I was wondering if there was a way to do generate
for a ViT to GPT2 EncoderDecoderModel
. I managed to figure out how to get the loss by using the outputs of the ViT and pushing in the encoder_outputs
into the model as shown below. However, it seems that for generate
it is explicitly expecting inputs_ids
. I’m fairly certain that somewhere under the hood all you need is just the encoder_outputs
(and inputs_ids
is unnecessary in that case). Is there a way to do this?
Also I realise that there is a VisionEncoderDecoderModel
but I am trying to do this as a learning exercise.

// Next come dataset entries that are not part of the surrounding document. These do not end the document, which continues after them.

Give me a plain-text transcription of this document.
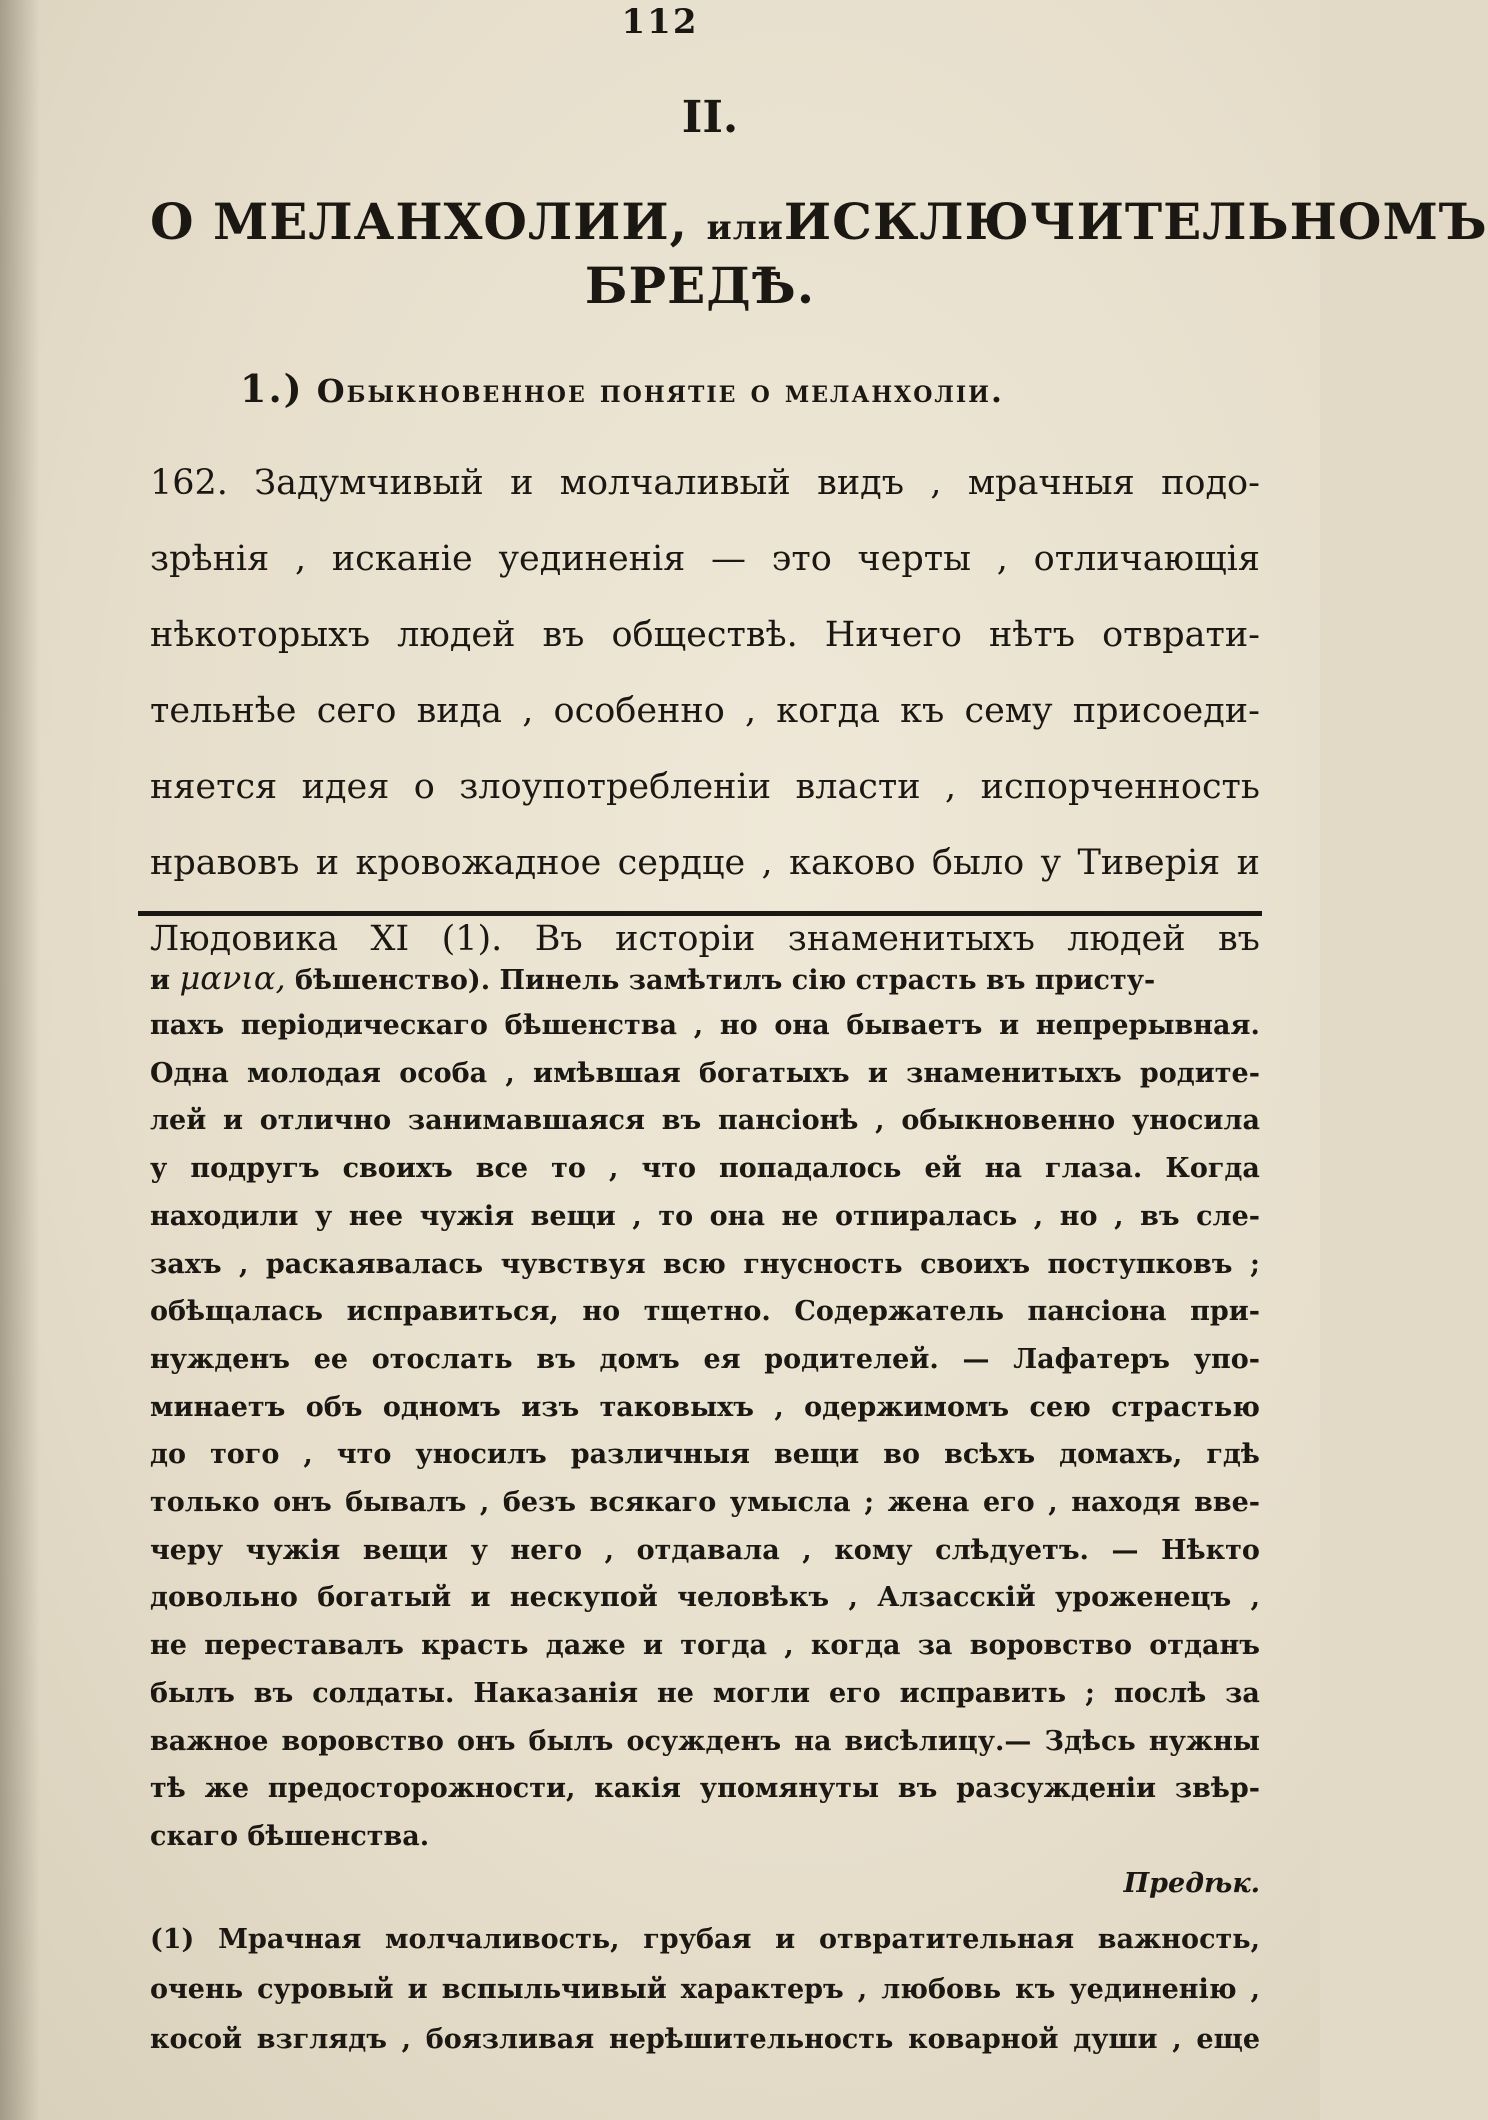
112
II.
О МЕЛАНХОЛИИ, илиИСКЛЮЧИТЕЛЬНОМЪ
БРЕДѢ.
1.) Обыкновенное понятіе о меланхоліи.
162. Задумчивый и молчаливый видъ , мрачныя подо-
зрѣнія , исканіе уединенія — это черты , отличающія
нѣкоторыхъ людей въ обществѣ. Ничего нѣтъ отврати-
тельнѣе сего вида , особенно , когда къ сему присоеди-
няется идея о злоупотребленіи власти , испорченность
нравовъ и кровожадное сердце , каково было у Тиверія и
Людовика XI (1). Въ исторіи знаменитыхъ людей въ
и μανια, бѣшенство). Пинель замѣтилъ сію страсть въ присту-
пахъ періодическаго бѣшенства , но она бываетъ и непрерывная.
Одна молодая особа , имѣвшая богатыхъ и знаменитыхъ родите-
лей и отлично занимавшаяся въ пансіонѣ , обыкновенно уносила
у подругъ своихъ все то , что попадалось ей на глаза. Когда
находили у нее чужія вещи , то она не отпиралась , но , въ сле-
захъ , раскаявалась чувствуя всю гнусность своихъ поступковъ ;
обѣщалась исправиться, но тщетно. Содержатель пансіона при-
нужденъ ее отослать въ домъ ея родителей. — Лафатеръ упо-
минаетъ объ одномъ изъ таковыхъ , одержимомъ сею страстью
до того , что уносилъ различныя вещи во всѣхъ домахъ, гдѣ
только онъ бывалъ , безъ всякаго умысла ; жена его , находя вве-
черу чужія вещи у него , отдавала , кому слѣдуетъ. — Нѣкто
довольно богатый и нескупой человѣкъ , Алзасскій уроженецъ ,
не переставалъ красть даже и тогда , когда за воровство отданъ
былъ въ солдаты. Наказанія не могли его исправить ; послѣ за
важное воровство онъ былъ осужденъ на висѣлицу.— Здѣсь нужны
тѣ же предосторожности, какія упомянуты въ разсужденіи звѣр-
скаго бѣшенства.
Предѣк.
(1) Мрачная молчаливость, грубая и отвратительная важность,
очень суровый и вспыльчивый характеръ , любовь къ уединенію ,
косой взглядъ , боязливая нерѣшительность коварной души , еще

vit2gpt2 = EncoderDecoderModel.from_encoder_decoder_pretrained(VIT_MODEL, DISTIL_GPT2) tokenized_captions = gpt2_tokenizer_fn(captions) labels = tokenized_captions[“input_ids”].clone() labels[tokenized_captions[“attention_mask”]==0] = LABEL_MASK encoder_outputs = vit2gpt2.encoder(pixel_values=images) outputs = vit2gpt2( encoder_outputs=encoder_outputs, decoder_input_ids=tokenized_captions[“input_ids”], decoder_attention_mask=tokenized_captions[“attention_mask”], labels=labels, return_dict=True, )
Here is a kaggle kernel to a runnable version of above snippet.
Update 1:
So I’ve managed to narrow down my necessary search down to generation_utils.py
but I cannot see where in there it loops over the predicted values and feeds it back into the model. I’m hoping to replicate the process from there.